Des années plus tard, assis sur le canapé de Ris-Orangis, Christian explique ce qui s’est alors joué pour lui. « Je découvrais que… pour un garçon qui avait passé sa vie à travailler, un apprenti très respecté professionnellement, qui avait tout focalisé sur sa voiture comme s’il n’y avait rien d’autre au-delà… » Il relève au passage qu’une relation s’était tissée entre ce Jean-Philippe et lui sans se demander, du moins devant moi, ce qui avait amené chacun à fréquenter l’autre. Et moi, muet comme parfois, je ne lui pose pas la question.
« …Et là, tu vois le point de rupture, quoi ! », poursuit Christian. « C’était pour moi une énigme.

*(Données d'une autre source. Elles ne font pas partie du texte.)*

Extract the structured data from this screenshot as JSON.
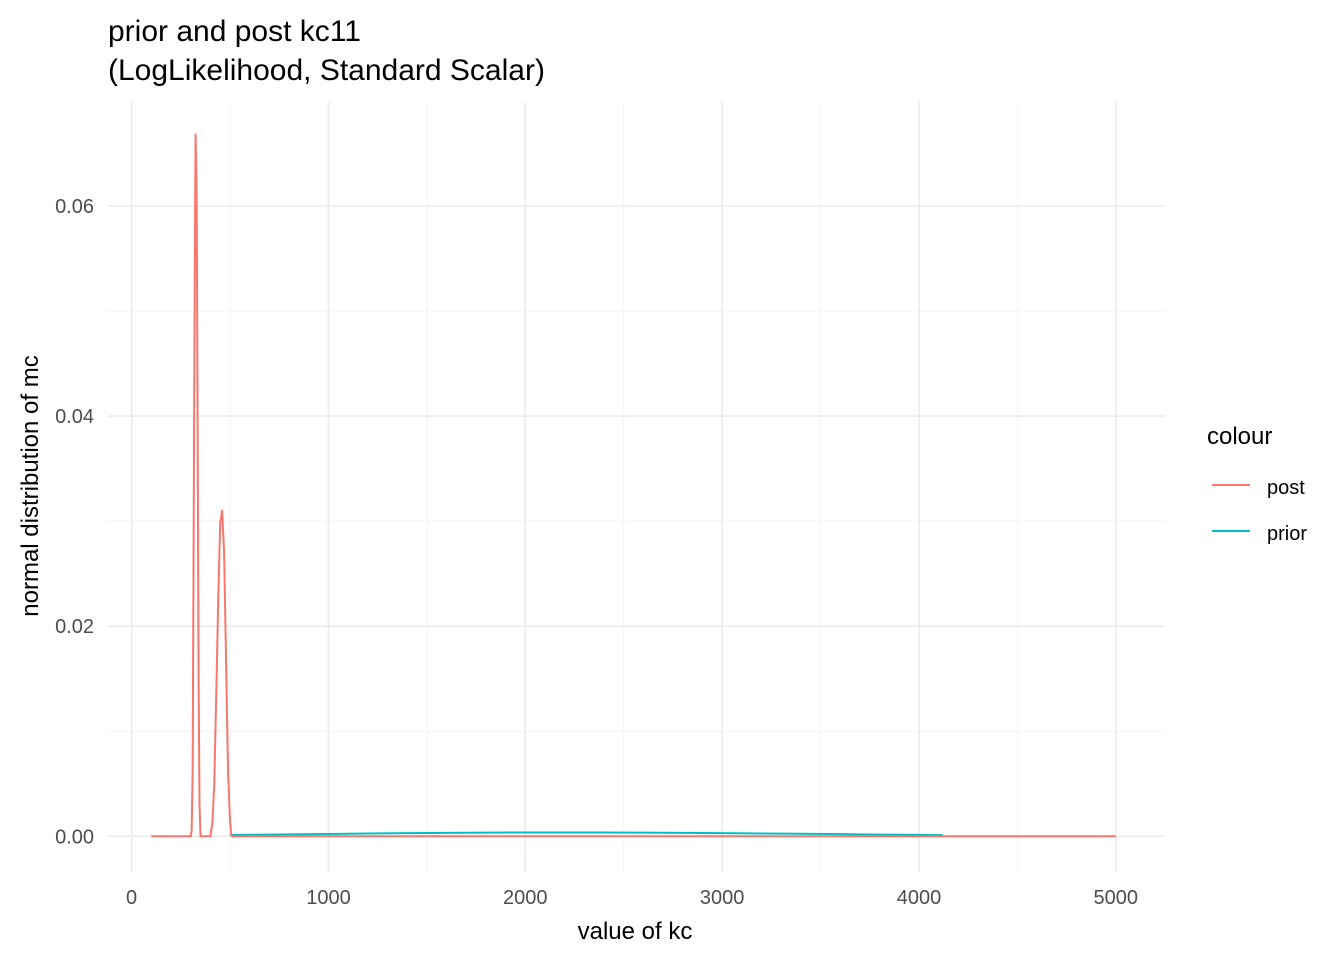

Qu’est-ce qui fait qu’à un moment donné, rien ne puisse plus raccrocher un individu à la vie ? » Ce questionnement issu de cette première confrontation au suicide a fait naître en lui le souci de prévenir, chez les autres, le recours à cette extrémité fatale.
Ces cuillérées de l’enfance puis de l’adolescence, avariées, Christian a néanmoins pu les digérer à travers une carrière professionnelle de spécialiste, comme il disait, en « clinique des pratiques au travail ». Je mets tout cela entre guillemets car, même si Christian m’en a parlé longuement, je ne me suis pas vraiment approprié cet aspect de son récit. Christian « accompagnait les personnes en souffrance au travail », formulerais-je un peu vaguement, si je devais cependant me résoudre à nommer son métier avec mes propres mots.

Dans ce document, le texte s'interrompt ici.